Atsushi Hoshino (87), saat itu masih SMA, berurai airmata mengisahkan pengalamannya. Usia senja tak membuatnya pikun mengisahkan peristiwa serangan Amerika Serikat (AS) menjatuhkan bom atom di Hiroshima, yang menewaskan hampir 140.000 orang pada akhir tahun. Tiga hari kemudian, bom atom kedua dijatuhkan di Nagasaki.
"Saat itu porak poranda, hangus terbakar. Pada 15 Agustus, Jepang menyerah," kenang Hoshino kepada Reuters di rumahnya di Kota Fukushima, Jepang.
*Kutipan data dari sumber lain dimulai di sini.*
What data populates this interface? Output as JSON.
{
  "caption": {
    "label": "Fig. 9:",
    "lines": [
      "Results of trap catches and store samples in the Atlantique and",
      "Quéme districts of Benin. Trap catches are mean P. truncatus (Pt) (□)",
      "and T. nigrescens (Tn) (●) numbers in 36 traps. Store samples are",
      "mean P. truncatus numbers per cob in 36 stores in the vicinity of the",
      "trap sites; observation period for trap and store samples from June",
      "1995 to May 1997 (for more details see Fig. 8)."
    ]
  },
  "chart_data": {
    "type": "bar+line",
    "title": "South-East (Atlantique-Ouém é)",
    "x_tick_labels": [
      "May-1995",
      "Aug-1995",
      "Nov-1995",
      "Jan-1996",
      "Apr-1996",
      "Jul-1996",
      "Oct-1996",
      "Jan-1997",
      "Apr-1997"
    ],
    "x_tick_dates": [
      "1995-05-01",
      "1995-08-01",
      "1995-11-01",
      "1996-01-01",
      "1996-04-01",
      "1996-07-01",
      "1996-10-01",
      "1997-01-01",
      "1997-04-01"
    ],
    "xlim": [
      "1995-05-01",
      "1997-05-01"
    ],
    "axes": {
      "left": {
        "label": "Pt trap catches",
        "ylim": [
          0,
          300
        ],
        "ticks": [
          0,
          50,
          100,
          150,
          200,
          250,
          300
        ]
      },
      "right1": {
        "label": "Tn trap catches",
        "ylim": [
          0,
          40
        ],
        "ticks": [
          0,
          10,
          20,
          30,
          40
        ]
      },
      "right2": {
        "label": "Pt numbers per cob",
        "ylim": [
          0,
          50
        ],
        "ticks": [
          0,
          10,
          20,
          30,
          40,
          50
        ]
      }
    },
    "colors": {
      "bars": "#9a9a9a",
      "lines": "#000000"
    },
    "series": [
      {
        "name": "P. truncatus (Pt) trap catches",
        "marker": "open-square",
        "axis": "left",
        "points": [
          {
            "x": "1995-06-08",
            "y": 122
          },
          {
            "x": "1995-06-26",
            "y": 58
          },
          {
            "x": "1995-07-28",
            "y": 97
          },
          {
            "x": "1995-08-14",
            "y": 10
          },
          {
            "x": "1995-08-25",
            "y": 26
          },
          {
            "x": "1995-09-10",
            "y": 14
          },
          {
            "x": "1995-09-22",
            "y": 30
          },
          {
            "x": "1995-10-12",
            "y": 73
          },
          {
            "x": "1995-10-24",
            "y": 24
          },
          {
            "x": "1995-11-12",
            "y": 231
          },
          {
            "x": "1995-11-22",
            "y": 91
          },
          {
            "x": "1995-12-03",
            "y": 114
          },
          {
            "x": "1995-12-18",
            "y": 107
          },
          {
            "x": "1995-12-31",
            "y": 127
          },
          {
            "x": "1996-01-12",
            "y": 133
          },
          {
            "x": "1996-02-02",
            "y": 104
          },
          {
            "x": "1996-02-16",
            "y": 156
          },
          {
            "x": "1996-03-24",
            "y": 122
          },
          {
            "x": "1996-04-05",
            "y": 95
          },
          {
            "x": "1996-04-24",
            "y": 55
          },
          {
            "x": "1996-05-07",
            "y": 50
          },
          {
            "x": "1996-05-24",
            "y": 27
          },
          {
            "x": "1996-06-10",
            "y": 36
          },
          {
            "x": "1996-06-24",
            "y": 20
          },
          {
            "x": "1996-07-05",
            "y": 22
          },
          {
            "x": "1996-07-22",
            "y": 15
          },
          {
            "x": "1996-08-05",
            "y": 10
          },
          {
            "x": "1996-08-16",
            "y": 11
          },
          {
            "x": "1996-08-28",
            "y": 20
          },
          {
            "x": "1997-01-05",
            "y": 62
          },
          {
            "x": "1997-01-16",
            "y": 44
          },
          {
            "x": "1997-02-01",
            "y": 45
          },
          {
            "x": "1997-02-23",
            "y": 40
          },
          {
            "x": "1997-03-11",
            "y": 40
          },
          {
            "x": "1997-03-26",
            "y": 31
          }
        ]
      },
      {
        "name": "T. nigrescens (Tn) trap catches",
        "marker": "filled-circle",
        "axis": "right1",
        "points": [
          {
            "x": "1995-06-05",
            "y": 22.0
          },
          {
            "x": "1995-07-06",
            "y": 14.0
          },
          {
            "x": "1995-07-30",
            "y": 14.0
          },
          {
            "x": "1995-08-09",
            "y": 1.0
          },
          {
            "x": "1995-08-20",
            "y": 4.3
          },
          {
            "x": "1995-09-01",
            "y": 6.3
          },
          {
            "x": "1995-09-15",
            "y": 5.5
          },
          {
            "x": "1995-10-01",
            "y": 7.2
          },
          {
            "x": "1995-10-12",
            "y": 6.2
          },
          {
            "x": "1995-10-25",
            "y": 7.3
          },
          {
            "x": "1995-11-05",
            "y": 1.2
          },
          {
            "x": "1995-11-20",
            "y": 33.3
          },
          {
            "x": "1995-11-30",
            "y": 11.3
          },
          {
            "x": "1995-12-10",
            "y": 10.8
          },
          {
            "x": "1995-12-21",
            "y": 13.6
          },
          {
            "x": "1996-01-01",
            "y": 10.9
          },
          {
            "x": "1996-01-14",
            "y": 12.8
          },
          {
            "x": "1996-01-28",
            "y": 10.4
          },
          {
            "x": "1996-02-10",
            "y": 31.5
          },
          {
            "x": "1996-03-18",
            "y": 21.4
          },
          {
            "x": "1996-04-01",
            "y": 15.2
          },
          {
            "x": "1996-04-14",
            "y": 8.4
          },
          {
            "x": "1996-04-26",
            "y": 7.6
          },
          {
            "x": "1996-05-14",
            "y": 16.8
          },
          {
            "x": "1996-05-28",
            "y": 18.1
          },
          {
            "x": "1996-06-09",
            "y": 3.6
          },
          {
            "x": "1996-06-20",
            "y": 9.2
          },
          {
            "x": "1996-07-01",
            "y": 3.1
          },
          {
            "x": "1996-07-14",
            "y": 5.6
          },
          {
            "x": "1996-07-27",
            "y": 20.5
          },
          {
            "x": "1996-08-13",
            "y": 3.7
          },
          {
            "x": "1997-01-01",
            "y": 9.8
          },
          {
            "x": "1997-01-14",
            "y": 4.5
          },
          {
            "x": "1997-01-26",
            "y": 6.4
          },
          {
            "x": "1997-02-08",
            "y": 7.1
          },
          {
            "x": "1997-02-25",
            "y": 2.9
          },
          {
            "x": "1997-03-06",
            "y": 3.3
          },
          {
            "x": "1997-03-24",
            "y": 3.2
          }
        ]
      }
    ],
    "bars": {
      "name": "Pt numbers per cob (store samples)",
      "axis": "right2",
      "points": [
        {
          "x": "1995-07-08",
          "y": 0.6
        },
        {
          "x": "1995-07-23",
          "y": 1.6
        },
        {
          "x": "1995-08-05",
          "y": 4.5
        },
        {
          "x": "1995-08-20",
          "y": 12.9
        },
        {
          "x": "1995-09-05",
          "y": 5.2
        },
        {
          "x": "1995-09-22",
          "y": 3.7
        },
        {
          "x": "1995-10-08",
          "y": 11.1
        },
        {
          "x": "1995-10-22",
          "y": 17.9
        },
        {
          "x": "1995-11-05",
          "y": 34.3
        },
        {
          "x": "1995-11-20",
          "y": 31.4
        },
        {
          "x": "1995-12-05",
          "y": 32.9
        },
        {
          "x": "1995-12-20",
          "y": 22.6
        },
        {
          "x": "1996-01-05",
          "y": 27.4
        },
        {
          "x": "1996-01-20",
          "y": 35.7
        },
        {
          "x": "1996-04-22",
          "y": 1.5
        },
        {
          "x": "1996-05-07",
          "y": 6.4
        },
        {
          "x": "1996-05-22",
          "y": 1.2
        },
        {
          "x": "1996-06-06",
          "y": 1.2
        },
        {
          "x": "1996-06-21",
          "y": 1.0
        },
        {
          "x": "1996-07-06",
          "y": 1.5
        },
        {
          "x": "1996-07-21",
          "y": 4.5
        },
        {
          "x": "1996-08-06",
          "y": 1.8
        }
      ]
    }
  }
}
Setelah serangan AS, Hoshino remaja keluar ke jalan mencari teman sekelas yang hilang. "Salah satu kenangan tak terlupakan adalah menemukan dua teman saat itu yang satu terluka tapi tidak sadar dan yang lainnya kritis dengan seluruh tubuhnya - termasuk hidung, bibir, dan mata - terbakar dan menghitam seperti arang," tangisnya pecah mengenang apa yang dialami dua temannya.
"Yang pertama tewas dalam truk dalam perjalanan ke asrama mereka. Yang lainnya masih hidup, tapi tubuhnya sudah penuh dengan belatung. Saya sempat membersihkan dengan pinset, sampai teman itu akhirnya juga meninggal."
"Bahkan sekarang, aku tidak bisa melupakan wajah, penampilan dan kenangan bersama teman-teman yang menjadi korban bom atom," katanya.
Korban selamat bom Nagasaki, Yoshiteru Kohata (86), yang kembali ke tempat kelahirannya di Fukushima beberapa tahun setelah perang berakhir, katanya sempat ingin melupakan hari setelah pengeboman. Karena ketika itu ia membantu korban terluka dan mengangkat mayat hingga ke pegunungan untuk dimakamkan.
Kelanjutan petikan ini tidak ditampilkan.